From Gush Shalom
BINYAMIN NETANYAHU is a perfect diplomat, a clever politician, a talented leader of the army.
Lately, another jewel has been added to his crown: he is also a gifted story-teller.
He has provided an answer to a question that has perplexed historians for a long time: When and how did Adolf Hitler decide to exterminate the Jews?
There was no agreed-upon answer. There were those who thought that it happened already in his youth in Vienna, others guessed that it happened after World War I in Munich, or when he wrote his book Mein Kampf in Landsberg prison in 1924.
Now Bibi has uncovered the circumstances, the exact place and time.
It happened in Berlin, when Adolf Hitler met the Grand Mufti of Jerusalem, Haj Muhammad Amin al-Husseini, on November 28, 1941.
Netanyahu has not condescended to tell us how he arrived at this revolutionary discovery. There is no indication in the official protocol of the Hitler-Husseini meeting which was prepared by the Germans, in their famous exactitude. Nor is it mentioned in the entry of the Mufti himself in his private diary, which was captured by Western intelligence. The two documents are almost identical.
SO WHAT did Netanyahu discover?
According to his story, until the meeting Hitler did not even think about exterminating the Jews, but only about their expulsion from Europe, preferably to Madagascar, then a French colony. But then came the Mufti and told him something like "if you expel them they will come to Palestine. Better kill them all in Europe."

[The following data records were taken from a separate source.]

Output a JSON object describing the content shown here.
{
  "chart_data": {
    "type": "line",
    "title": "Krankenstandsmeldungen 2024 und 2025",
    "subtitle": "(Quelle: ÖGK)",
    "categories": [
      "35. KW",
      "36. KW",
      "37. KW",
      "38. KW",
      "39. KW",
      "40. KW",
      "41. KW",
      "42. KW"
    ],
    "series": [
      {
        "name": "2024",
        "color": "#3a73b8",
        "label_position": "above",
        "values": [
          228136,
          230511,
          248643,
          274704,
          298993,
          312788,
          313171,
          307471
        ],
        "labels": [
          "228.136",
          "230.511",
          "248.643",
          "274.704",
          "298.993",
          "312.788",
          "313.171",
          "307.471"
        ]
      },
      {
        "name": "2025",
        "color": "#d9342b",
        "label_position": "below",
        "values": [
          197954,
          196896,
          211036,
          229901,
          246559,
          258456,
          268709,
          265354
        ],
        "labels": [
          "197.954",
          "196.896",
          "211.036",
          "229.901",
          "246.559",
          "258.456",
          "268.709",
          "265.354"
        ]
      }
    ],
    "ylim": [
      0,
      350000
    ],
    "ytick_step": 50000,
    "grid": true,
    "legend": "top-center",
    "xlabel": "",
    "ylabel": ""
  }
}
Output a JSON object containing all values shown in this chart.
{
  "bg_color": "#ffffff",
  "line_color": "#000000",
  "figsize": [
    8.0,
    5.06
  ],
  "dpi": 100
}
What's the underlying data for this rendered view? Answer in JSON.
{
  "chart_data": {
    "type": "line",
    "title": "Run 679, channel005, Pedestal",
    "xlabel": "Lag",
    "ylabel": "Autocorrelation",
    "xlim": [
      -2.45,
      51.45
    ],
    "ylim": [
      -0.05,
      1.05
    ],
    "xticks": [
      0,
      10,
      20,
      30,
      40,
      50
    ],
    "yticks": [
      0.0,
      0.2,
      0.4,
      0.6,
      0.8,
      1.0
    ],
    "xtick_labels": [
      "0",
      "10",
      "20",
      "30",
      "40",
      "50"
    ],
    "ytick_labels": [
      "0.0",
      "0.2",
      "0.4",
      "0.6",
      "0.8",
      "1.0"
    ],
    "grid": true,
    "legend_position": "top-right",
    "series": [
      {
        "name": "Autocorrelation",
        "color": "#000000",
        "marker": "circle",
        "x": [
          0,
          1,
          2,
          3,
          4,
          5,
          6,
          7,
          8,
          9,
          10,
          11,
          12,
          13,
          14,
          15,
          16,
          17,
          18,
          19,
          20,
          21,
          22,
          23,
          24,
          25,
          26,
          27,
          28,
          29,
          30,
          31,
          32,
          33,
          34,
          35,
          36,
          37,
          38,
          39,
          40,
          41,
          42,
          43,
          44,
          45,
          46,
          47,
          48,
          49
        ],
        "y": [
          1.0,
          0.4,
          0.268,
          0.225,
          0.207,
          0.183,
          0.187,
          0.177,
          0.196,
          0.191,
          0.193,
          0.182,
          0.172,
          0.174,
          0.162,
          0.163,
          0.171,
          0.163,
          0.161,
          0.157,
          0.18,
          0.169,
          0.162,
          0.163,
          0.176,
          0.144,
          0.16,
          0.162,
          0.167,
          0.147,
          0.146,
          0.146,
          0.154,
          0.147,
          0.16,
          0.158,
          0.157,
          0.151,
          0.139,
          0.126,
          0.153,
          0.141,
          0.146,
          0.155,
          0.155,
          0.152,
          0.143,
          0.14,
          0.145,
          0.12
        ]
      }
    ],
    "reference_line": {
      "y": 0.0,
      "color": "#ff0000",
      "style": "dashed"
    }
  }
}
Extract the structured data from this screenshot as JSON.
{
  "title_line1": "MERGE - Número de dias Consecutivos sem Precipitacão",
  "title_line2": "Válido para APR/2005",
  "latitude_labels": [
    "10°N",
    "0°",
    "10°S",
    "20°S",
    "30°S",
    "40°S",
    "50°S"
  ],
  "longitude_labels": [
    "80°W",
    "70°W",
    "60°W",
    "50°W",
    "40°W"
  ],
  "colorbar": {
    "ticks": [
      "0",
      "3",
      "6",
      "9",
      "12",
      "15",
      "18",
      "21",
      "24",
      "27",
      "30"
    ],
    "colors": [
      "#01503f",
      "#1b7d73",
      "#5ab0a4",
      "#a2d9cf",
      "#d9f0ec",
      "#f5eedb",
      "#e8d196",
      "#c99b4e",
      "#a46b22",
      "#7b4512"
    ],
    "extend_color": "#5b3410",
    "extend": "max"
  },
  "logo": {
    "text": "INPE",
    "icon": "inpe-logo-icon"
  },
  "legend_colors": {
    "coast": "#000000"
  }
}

"What a wonderful idea!" Hitler must have answered, "Why did I not think of that myself?"
A thrilling story. The trouble is that it contains not one word of truth. In the jargon of these Trumpian days, it is "alternative truth." Or, simply put, a complete lie.
Worse, it could not have happened.
Anyone who has a minimal knowledge of the period, of the "spirit of the time" and of the personalities involved, must know that this is an imagined event.